Dwarf: A Complete System for Analyzing High-Dimensional Data Sets
Dwarf: A Complete System for Analyzing High-Dimensional Data Sets
Files
Publication or External Link
Date
2004-08-23
Authors
Sismanis, John
Advisor
Roussopoulos, Nick
Citation
DRUM DOI
Abstract
The need for data analysis by different industries, including
telecommunications, retail, manufacturing and financial services, has
generated a flurry of research, highly sophisticated methods and
commercial products. However, all of the current attempts are haunted
by the so-called "high-dimensionality curse"; the complexity of space
and time increases exponentially with the number of analysis
"dimensions". This means that all existing approaches are limited
only to coarse levels of analysis and/or to approximate answers with
reduced precision. As the need for detailed analysis keeps
increasing, along with the volume and the detail of the data that is
stored, these approaches are very quickly rendered unusable. I have
developed a unique method for efficiently performing analysis that is
not affected by the high-dimensionality of data and scales only
polynomially -and almost linearly- with the dimensions without
sacrificing any accuracy in the returned results. I have implemented a
complete system (called "Dwarf") and performed an extensive
experimental evaluation that demonstrated tremendous improvements over
existing methods for all aspects of performing analysis -initial
computation, storing, querying and updating it.
I have extended my research to the "data-streaming" model where
updates are performed on-line, exacerbating any concurrent analysis
but has a very high impact on applications like security, network
management/monitoring router traffic control and sensor networks. I
have devised streaming algorithms that provide complex statistics
within user-specified relative-error bounds over a data stream. I
introduced the class of "distinct implicated statistics", which is
much more general than the established class of "distinct count"

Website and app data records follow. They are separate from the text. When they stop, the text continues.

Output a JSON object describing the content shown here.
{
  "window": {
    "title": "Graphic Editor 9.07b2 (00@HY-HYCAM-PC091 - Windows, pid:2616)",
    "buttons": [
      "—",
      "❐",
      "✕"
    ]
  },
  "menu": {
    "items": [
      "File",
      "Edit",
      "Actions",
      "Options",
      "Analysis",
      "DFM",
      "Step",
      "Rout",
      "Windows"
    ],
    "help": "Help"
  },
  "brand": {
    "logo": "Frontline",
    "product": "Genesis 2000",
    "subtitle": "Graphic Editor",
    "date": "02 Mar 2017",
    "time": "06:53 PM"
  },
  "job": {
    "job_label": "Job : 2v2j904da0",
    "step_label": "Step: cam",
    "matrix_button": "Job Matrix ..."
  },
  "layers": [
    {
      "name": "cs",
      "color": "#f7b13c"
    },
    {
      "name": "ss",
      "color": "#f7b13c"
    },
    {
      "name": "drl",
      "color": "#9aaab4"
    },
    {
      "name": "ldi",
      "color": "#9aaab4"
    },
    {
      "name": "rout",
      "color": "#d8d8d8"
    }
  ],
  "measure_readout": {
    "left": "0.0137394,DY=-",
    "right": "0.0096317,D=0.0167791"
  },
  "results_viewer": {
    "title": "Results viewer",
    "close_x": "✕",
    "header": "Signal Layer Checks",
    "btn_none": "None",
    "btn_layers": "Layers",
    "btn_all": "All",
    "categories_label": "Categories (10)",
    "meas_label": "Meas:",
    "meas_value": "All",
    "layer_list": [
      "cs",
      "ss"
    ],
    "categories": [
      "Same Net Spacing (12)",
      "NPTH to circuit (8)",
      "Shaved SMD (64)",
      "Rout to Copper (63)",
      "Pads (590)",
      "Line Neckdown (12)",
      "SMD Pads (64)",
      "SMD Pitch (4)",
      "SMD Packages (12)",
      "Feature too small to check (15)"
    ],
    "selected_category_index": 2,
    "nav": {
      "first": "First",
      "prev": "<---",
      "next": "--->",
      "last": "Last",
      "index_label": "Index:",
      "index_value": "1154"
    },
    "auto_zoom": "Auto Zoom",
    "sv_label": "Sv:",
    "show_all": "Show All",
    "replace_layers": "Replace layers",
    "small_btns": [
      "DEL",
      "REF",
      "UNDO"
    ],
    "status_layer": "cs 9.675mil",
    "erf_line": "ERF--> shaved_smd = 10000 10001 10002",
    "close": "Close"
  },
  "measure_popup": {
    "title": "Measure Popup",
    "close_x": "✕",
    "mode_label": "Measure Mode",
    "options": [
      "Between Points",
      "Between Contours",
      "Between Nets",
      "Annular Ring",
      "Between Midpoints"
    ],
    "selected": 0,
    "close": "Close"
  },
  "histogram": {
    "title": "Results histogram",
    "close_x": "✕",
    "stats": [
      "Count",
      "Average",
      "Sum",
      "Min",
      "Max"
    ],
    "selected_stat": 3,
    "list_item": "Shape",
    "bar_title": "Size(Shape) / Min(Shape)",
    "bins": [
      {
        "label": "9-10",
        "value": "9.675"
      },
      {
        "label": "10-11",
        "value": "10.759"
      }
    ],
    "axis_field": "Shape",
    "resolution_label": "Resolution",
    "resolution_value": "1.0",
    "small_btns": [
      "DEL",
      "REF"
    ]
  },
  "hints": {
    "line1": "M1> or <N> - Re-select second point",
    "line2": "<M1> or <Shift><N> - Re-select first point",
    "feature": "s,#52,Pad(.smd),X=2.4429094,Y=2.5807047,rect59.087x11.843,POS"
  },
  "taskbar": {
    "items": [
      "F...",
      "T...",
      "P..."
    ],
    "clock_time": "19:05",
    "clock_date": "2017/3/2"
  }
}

statistics. The latter has been proved invaluable in applications such
as analyzing and monitoring the distinct count of species in a
population or even in query optimization. The "distinct implicated
statistics" class provides invaluable information about the
correlations in the stream and is necessary for applications such as
security. My algorithms are designed to use bounded amounts of memory
and processing -so that they can even be implemented in hardware for
resource-limited environments such as network-routers or sensors- and
also to work in "noisy" environments, where some data may be flawed
either implicitly due to the extraction process or explicitly.